Introduction

What is The New Yorker? I know it’s a great magazine and that it’s a tremendous source of pleasure in my life. But what exactly is it? This blog’s premise is that The New Yorker is a work of art, as worthy of comment and analysis as, say, Keats’s “Ode on a Grecian Urn.” Each week I review one or more aspects of the magazine’s latest issue. I suppose it’s possible to describe and analyze an entire issue, but I prefer to keep my reviews brief, and so I usually focus on just one or two pieces, to explore in each the signature style of its author. A piece by Nick Paumgarten is not like a piece by Jill Lepore, and neither is like a piece by Ian Frazier. One could not mistake Collins for Seabrook, or Bilger for Galchen, or Mogelson for Kolbert. Each has found a style, and it is that style that I respond to as I read, and want to understand and describe.

Thursday, February 15, 2018

On Francisco de Zurbarán’s “Still Life with Lemons, Oranges and a Rose”


Francisco de Zurbarán, Still Life with Lemons, Oranges and a Rose (1633) 

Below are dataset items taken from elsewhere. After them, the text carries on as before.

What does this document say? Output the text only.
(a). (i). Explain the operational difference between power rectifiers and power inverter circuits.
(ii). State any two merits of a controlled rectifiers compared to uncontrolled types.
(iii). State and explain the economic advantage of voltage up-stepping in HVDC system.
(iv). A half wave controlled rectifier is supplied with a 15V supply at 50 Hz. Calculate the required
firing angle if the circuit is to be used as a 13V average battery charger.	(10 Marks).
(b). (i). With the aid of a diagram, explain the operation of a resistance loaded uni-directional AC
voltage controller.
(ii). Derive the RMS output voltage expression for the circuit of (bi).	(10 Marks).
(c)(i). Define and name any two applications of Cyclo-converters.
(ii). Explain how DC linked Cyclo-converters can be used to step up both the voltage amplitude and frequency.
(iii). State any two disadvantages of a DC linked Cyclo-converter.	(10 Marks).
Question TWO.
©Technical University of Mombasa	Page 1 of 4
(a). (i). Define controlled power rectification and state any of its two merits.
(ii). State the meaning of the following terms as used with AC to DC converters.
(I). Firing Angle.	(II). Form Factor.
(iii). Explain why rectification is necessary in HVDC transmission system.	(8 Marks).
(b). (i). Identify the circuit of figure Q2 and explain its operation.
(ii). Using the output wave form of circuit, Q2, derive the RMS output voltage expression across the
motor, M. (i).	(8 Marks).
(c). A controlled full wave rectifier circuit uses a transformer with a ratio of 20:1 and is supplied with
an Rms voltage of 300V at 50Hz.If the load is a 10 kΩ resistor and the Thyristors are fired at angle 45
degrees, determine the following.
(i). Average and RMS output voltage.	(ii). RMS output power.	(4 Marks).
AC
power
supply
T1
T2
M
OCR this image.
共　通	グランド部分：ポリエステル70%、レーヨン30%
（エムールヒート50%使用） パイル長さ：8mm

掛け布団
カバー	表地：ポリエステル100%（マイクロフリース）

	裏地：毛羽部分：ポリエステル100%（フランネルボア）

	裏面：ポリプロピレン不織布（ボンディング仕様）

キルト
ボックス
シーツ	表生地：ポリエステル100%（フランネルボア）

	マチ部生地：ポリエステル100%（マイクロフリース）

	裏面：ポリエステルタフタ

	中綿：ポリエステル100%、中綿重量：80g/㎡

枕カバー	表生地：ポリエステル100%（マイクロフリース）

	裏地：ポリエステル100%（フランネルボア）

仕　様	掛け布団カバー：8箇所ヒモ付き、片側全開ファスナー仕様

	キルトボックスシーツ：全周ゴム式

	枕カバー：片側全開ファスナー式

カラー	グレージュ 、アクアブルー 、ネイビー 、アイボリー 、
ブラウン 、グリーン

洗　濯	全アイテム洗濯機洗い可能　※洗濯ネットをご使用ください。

Peter Schjeldahl, in his absorbing “Brotherhood,” in this week’s issue, reviews The Frick Collection’s Francisco de Zurbarán exhibition, Jacob and his Twelve Sons – thirteen portraits depicting life-size figures from the Old Testament. He notes that in one of the portraits, Asher (1640-45), the subject is “carrying a basket of bread loaves that display Zurbarán’s subtle mastery of still-life.” I smiled when I read that, recalling Schjeldahl’s superb “Bearing Fruit” (The New Yorker, April 6, 2009), in which he beautifully describes Zurbarán’s Still Life with Lemons, Oranges and a Rose (1633):

“Still Life with Lemons, Oranges and a Rose” (1633), the artist’s only signed and dated still-life, amounts to three pictures, side by side, in one: a silver plate holding four citrons (baggy, nubbly cousins of lemons); several oranges with stems, leaves, and blossoms, heaped in a basket; and a two-handled gray ceramic cup, apparently filled with water, on another silver plate, with a pale-pink rose facing it from the plate’s lip. The objects rest on an oxblood-brown table against a pitch-black ground; sunlight rakes them from the left. Scholars speculate that they allegorize virtues of the Virgin Mary (citrons for faithfulness, water for purity, and so on—allegory bores me). Certainly, there is a sense of conceptual rigor in the work’s rebuslike presentation, which invests ordinary comestibles on a piece of domestic furniture with the gravitas of a sacrificial altar. I was overwhelmed when I saw the citrons in the picture, many years ago, at the Simon, in Pasadena, California (inch for inch, the finest collection of European paintings west of the Mississippi). Ever since, they have served me as a touchstone of painterly potency. I was pleased to discover, at the Frick, that my mental image of them had been close to photographic. No nuance of the dusky russet shadows and tiny green inflections, in the fruit’s soprano yellow, surprised me. But the other objects registered with a jolt: I didn’t remember any oranges, basket, cup, or rose. My recollection had amputated two-thirds of a tour de force.

That passage is wonderfully memorable. The moment I read it, Zurbarán’s Still Life with Lemons, Oranges and a Rose became a “touchstone of painterly potency” for me, too.